Volgens het tweede lid van artikel 342 van het Wetboek van Strafvordering (Sv) kan het bewijs dat een verdachte het ten laste gelegde heeft begaan, door de rechter niet uitsluitend worden aangenomen op de verklaring van één getuige.
In deze zaak bevat het dossier een belastende verklaring van de getuige [naam getuige] .
Deze getuige huurde een kamer bij [handelsnaam] , het bedrijf van verdachte.

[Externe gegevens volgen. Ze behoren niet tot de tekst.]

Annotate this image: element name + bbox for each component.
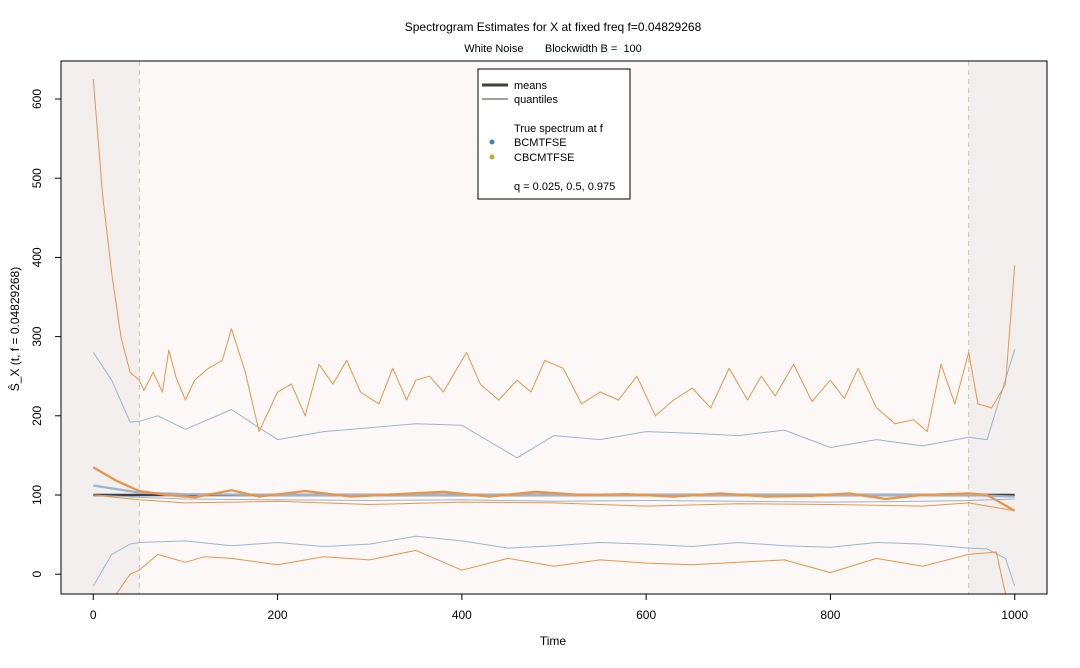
shaded-region-1	[968, 61, 1047, 594]
cbcmtfse-q05-line	[93, 494, 1015, 512]
x-tick-label-600: 600	[636, 608, 656, 622]
x-tick-label-800: 800	[820, 608, 840, 622]
legend-cbcmtfse-dot	[489, 154, 495, 160]
legend: means quantiles True spectrum at f BCMTF…	[477, 68, 631, 200]
y-tick-label-300: 300	[30, 326, 44, 346]
legend-bcmtfse-dot	[489, 139, 495, 145]
legend-true-spectrum-label: True spectrum at f	[514, 123, 604, 135]
cbcmtfse-q0025-line	[115, 549, 1006, 594]
bcmtfse-q0975-line	[92, 349, 1016, 459]
cbcmtfse-mean-line	[92, 466, 1016, 512]
y-tick-label-0: 0	[30, 571, 44, 578]
chart-title: Spectrogram Estimates for X at fixed fre…	[405, 20, 702, 34]
y-tick-label-400: 400	[30, 247, 44, 267]
y-tick-label-200: 200	[30, 405, 44, 425]
cbcmtfse-q0975-line	[92, 79, 1016, 433]
y-tick-label-600: 600	[30, 89, 44, 109]
legend-bcmtfse-label: BCMTFSE	[514, 137, 567, 149]
bcmtfse-q05-line	[93, 494, 1015, 503]
y-axis-label: Ŝ_X (t, f = 0.04829268)	[7, 267, 22, 391]
series-layer	[92, 79, 1016, 594]
x-axis-label: Time	[540, 634, 567, 648]
x-tick-label-1000: 1000	[1001, 608, 1028, 622]
legend-quantile-levels: q = 0.025, 0.5, 0.975	[514, 181, 615, 193]
chart-subtitle: White Noise Blockwidth B = 100	[464, 43, 642, 55]
legend-means-label: means	[514, 80, 548, 92]
x-tick-label-400: 400	[452, 608, 472, 622]
legend-quantiles-label: quantiles	[514, 94, 559, 106]
bcmtfse-q0025-line	[92, 535, 1016, 587]
legend-cbcmtfse-label: CBCMTFSE	[514, 152, 575, 164]
legend-box	[477, 68, 631, 200]
shaded-region-0	[61, 61, 140, 594]
series-group	[92, 79, 1016, 594]
y-tick-label-100: 100	[30, 485, 44, 505]
axes: 0 200 400 600 800 1000 0 100 200 300 400 500 600	[30, 60, 1048, 622]
y-tick-label-500: 500	[30, 168, 44, 188]
x-tick-label-0: 0	[90, 608, 97, 622]
x-tick-label-200: 200	[268, 608, 288, 622]
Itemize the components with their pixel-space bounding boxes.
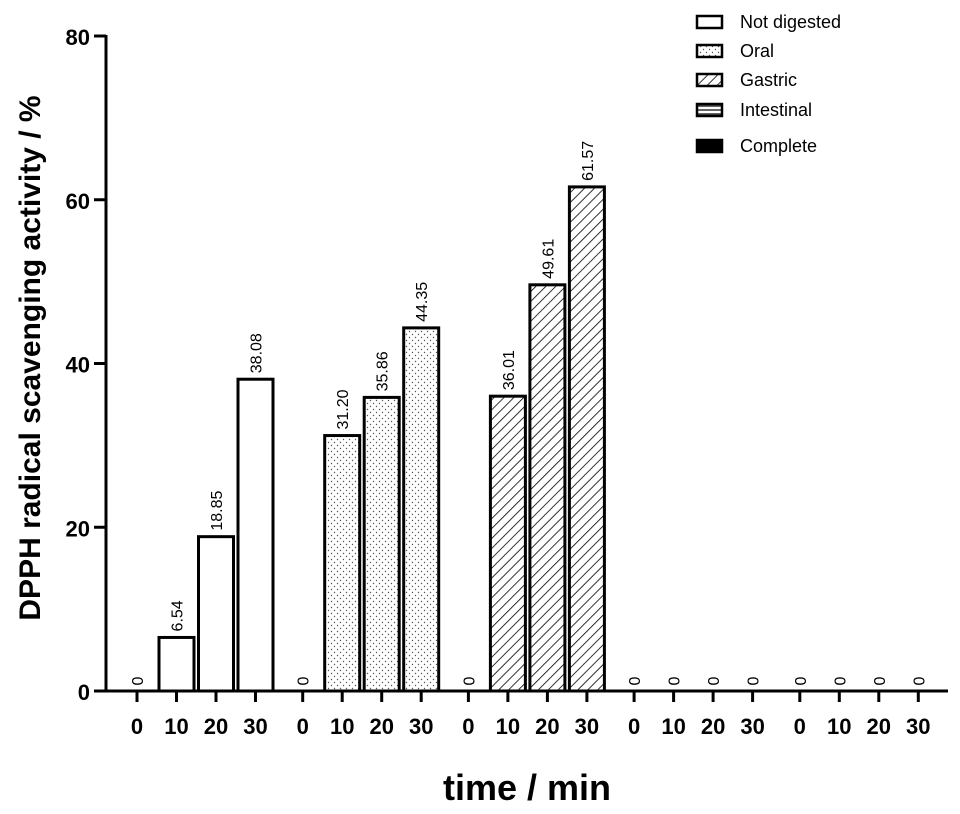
x-tick-label: 0	[794, 714, 806, 739]
bar	[323, 434, 362, 693]
legend-label: Gastric	[740, 70, 797, 90]
y-tick-label: 20	[66, 516, 90, 541]
data-label: 31.20	[335, 389, 352, 429]
data-label: 36.01	[501, 350, 518, 390]
x-tick-label: 10	[164, 714, 188, 739]
bar	[197, 535, 235, 693]
legend-label: Intestinal	[740, 100, 812, 120]
x-tick-label: 30	[906, 714, 930, 739]
x-tick-label: 10	[827, 714, 851, 739]
data-label: 0	[746, 676, 763, 685]
x-tick-label: 0	[628, 714, 640, 739]
x-tick-label: 20	[535, 714, 559, 739]
x-tick-label: 20	[204, 714, 228, 739]
legend-label: Complete	[740, 136, 817, 156]
x-tick-label: 10	[661, 714, 685, 739]
bar	[236, 377, 275, 693]
data-label: 18.85	[209, 491, 226, 531]
x-tick-label: 20	[701, 714, 725, 739]
bar	[488, 394, 527, 693]
bar	[402, 326, 441, 693]
data-label: 61.57	[580, 141, 597, 181]
data-label: 0	[130, 676, 147, 685]
legend-label: Oral	[740, 41, 774, 61]
x-tick-label: 30	[409, 714, 433, 739]
legend: Not digested Oral Gastric Intestinal Complet…	[695, 12, 841, 156]
x-tick-label: 0	[462, 714, 474, 739]
x-axis-title: time / min	[443, 767, 611, 808]
legend-swatch	[695, 102, 724, 118]
y-tick-label: 60	[66, 189, 90, 214]
data-labels: 0 6.54 18.85 38.08 0 31.20 35.86 44.35 0 36.01 49.…	[130, 141, 928, 686]
x-tick-label: 10	[330, 714, 354, 739]
bar	[157, 635, 196, 693]
data-label: 0	[793, 676, 810, 685]
data-label: 49.61	[540, 239, 557, 279]
x-tick-label: 10	[496, 714, 520, 739]
legend-swatch	[695, 43, 724, 59]
x-tick-label: 30	[243, 714, 267, 739]
data-label: 0	[872, 676, 889, 685]
x-tick-label: 30	[575, 714, 599, 739]
y-axis-title: DPPH radical scavenging activity / %	[14, 95, 47, 620]
data-label: 44.35	[414, 282, 431, 322]
data-label: 0	[667, 676, 684, 685]
x-tick-label: 0	[297, 714, 309, 739]
x-tick-label: 0	[131, 714, 143, 739]
data-label: 0	[627, 676, 644, 685]
bars	[157, 185, 606, 693]
x-tick-label: 20	[867, 714, 891, 739]
legend-swatch	[695, 72, 724, 88]
y-tick-label: 80	[66, 25, 90, 50]
bar	[362, 395, 401, 693]
data-label: 6.54	[170, 600, 187, 631]
x-tick-label: 20	[369, 714, 393, 739]
y-tick-label: 0	[78, 680, 90, 705]
data-label: 0	[911, 676, 928, 685]
x-tick-label: 30	[740, 714, 764, 739]
bar	[528, 283, 567, 693]
legend-swatch	[695, 14, 724, 30]
data-label: 35.86	[375, 351, 392, 391]
data-label: 0	[461, 676, 478, 685]
legend-swatch	[695, 138, 724, 154]
data-label: 0	[706, 676, 723, 685]
data-label: 0	[296, 676, 313, 685]
data-label: 38.08	[249, 333, 266, 373]
y-tick-label: 40	[66, 353, 90, 378]
data-label: 0	[832, 676, 849, 685]
bar	[567, 185, 606, 693]
legend-label: Not digested	[740, 12, 841, 32]
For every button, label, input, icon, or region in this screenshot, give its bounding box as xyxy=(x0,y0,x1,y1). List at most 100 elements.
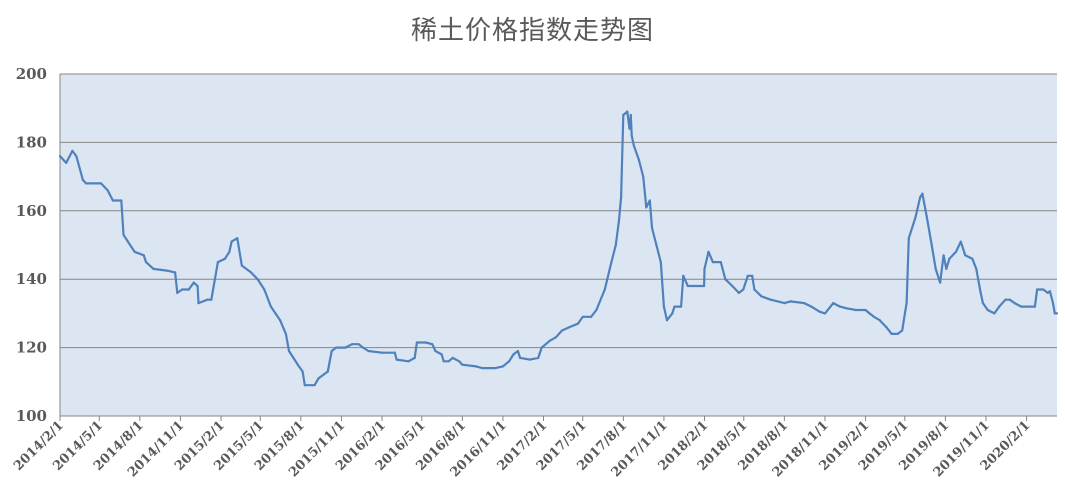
data-point xyxy=(964,254,967,257)
data-point xyxy=(58,155,62,158)
data-point xyxy=(206,298,209,301)
data-point xyxy=(516,349,520,353)
data-point xyxy=(614,243,617,247)
data-point xyxy=(1027,305,1030,308)
data-point xyxy=(581,315,584,318)
data-point xyxy=(942,254,945,257)
data-point xyxy=(620,196,623,199)
data-point xyxy=(610,261,613,264)
data-point xyxy=(746,274,749,277)
data-point xyxy=(344,346,347,349)
data-point xyxy=(617,220,621,223)
data-point xyxy=(1013,302,1016,305)
data-point xyxy=(240,264,243,267)
data-point xyxy=(907,237,910,240)
y-tick-label: 160 xyxy=(16,202,47,220)
data-point xyxy=(236,237,239,240)
data-point xyxy=(1055,312,1059,315)
data-point xyxy=(1033,305,1036,308)
data-point xyxy=(719,261,722,264)
data-point xyxy=(357,343,360,346)
data-point xyxy=(287,349,291,353)
data-point xyxy=(176,291,179,294)
data-point xyxy=(519,356,522,359)
data-point xyxy=(854,308,857,312)
data-point xyxy=(979,291,982,294)
data-point xyxy=(711,261,715,264)
chart-title: 稀土价格指数走势图 xyxy=(410,16,654,46)
data-point xyxy=(187,288,190,291)
data-point xyxy=(560,329,564,332)
data-point xyxy=(197,302,200,305)
data-point xyxy=(901,329,904,332)
data-point xyxy=(1046,291,1049,294)
data-point xyxy=(648,199,651,202)
data-point xyxy=(959,240,962,243)
y-tick-label: 180 xyxy=(16,133,47,151)
data-point xyxy=(914,216,917,219)
data-point xyxy=(864,308,867,312)
data-point xyxy=(1020,305,1023,308)
data-point xyxy=(993,312,996,315)
data-point xyxy=(629,113,632,117)
data-point xyxy=(673,305,676,308)
data-point xyxy=(1008,298,1011,301)
data-point xyxy=(84,182,88,185)
data-point xyxy=(662,305,666,308)
data-point xyxy=(330,349,333,353)
data-point xyxy=(75,155,78,158)
data-point xyxy=(878,319,881,322)
data-point xyxy=(637,158,640,161)
data-point xyxy=(975,267,978,270)
data-point xyxy=(1042,288,1045,291)
data-point xyxy=(481,367,484,370)
data-point xyxy=(896,332,899,335)
data-point xyxy=(537,356,540,359)
data-point xyxy=(263,288,266,291)
data-point xyxy=(934,267,937,270)
data-point xyxy=(174,271,177,274)
data-point xyxy=(230,240,233,243)
data-point xyxy=(930,243,933,247)
data-point xyxy=(196,284,199,288)
data-point xyxy=(905,302,908,305)
data-point xyxy=(256,278,259,281)
data-point xyxy=(628,127,631,130)
data-point xyxy=(284,332,287,335)
data-point xyxy=(122,233,125,236)
data-point xyxy=(707,250,710,253)
data-point xyxy=(395,358,398,361)
data-point xyxy=(501,365,504,368)
data-point xyxy=(99,182,103,185)
data-point xyxy=(645,206,648,209)
data-point xyxy=(81,178,84,182)
data-point xyxy=(461,363,464,366)
data-point xyxy=(442,360,445,363)
data-point xyxy=(971,257,974,260)
data-point xyxy=(632,144,636,147)
y-tick-label: 200 xyxy=(16,65,47,83)
data-point xyxy=(731,284,734,288)
data-point xyxy=(753,288,756,291)
data-point xyxy=(548,339,551,342)
data-point xyxy=(680,305,683,308)
data-point xyxy=(228,250,231,253)
data-point xyxy=(340,346,343,349)
data-point xyxy=(626,110,629,113)
data-point xyxy=(568,326,571,329)
data-point xyxy=(223,257,227,260)
data-point xyxy=(630,134,633,137)
data-point xyxy=(106,189,109,192)
data-point xyxy=(810,305,813,308)
data-point xyxy=(1004,298,1007,301)
data-point xyxy=(540,346,543,349)
data-point xyxy=(249,271,253,274)
data-point xyxy=(313,384,316,387)
data-point xyxy=(622,113,625,117)
data-point xyxy=(317,377,320,380)
y-tick-label: 100 xyxy=(16,407,47,425)
data-point xyxy=(671,312,674,315)
data-point xyxy=(724,278,727,281)
data-point xyxy=(590,315,593,318)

Tegenover de politie heeft zij verklaard dat verdachte tegen haar heeft gezegd dat de politie gegevens van haar had opgevraagd. Tegenover deze belastende verklaring staat de ontkennende verklaring van verdachte en de medeverdachte.
De officier van justitie heeft zich op het standpunt gesteld dat de verklaring van de getuige wordt ondersteund door de constatering van de verbalisanten dat de getuige kennelijk op de hoogte was van de omstandigheid dat de politie gegevens van haar bij de medeverdachte had opgevraagd. De rechtbank deelt dat standpunt niet, omdat ook die constatering is te herleiden tot één en dezelfde bron, namelijk de getuige.
Nu het dossier geen overige bewijsmiddelen bevat, afkomstig van andere bronnen dan de voornoemde getuige, die de verklaring van deze getuige ondersteunen, is de rechtbank van oordeel dat niet is voldaan aan het wettelijk bewijsminimum. De rechtbank zal verdachte dan ook vrijspreken van het ten laste gelegde.

5.Beslissing

De rechtbank komt op grond van het voorgaande tot de volgende beslissing:
Verklaart het ten laste gelegde niet bewezen en spreekt verdachte daarvan vrij.
Dit vonnis is gewezen door
mr. B. Vogel, voorzitter,
mrs. A. Eichperger en T.T. Hylkema, rechters,
in tegenwoordigheid van mr. S.D. Riggelink, griffier,
en uitgesproken op de openbare terechtzitting van deze rechtbank van 24 januari 2018.